Note: One may go wrong if he/she uses the given identity i.e. $\cos C+\cos D=2\cos \left( \dfrac{C+D}{2} \right)\cos \left( \dfrac{C-D}{2} \right)$ with first two terms or the last two terms i.e. $\cos \theta +\cos 2\theta ,\cos 2\theta +\cos 3\theta $. As we will get a fraction from $\theta $ inside the cosine functions and which will make the given relation complex. It means observing the given relations id the key point of the question.

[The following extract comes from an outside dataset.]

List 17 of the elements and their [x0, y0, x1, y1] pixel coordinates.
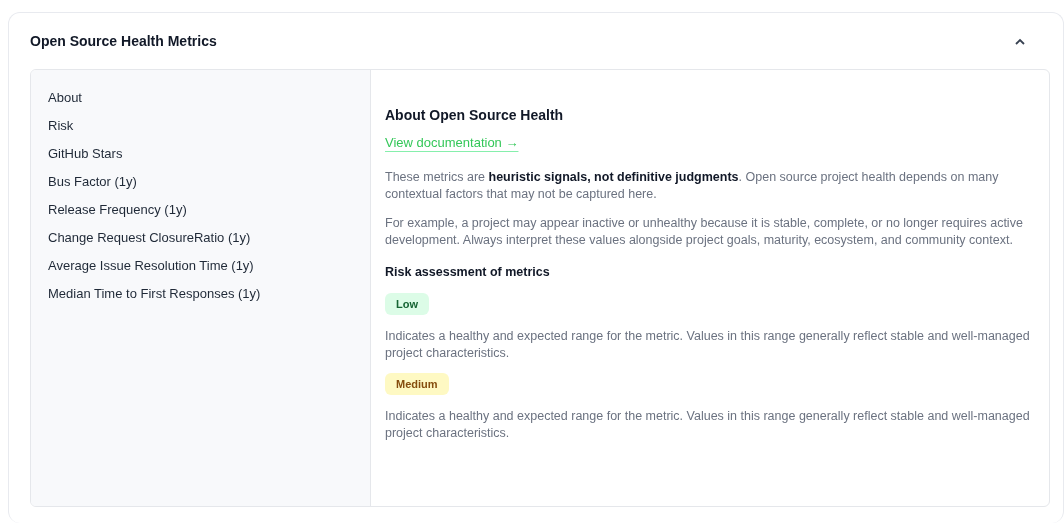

One may go wrong if he/she solve the question in the following approach:
$\begin{align}
  & \cos \theta +\cos 3\theta =-\cos 2\theta \\
 & 2\cos 2\theta \cos \theta =-\cos 2\theta \\
\end{align}$
Cancelling the terms $\cos 2\theta $ from both sides, we get $2\cos 2\theta =-1$
So, he/she will miss the solution of the equations$\cos 2\theta =0$. So, take care of it and don’t cancel out the terms $\cos 2\theta $ from both sides as the number of solutions will become less.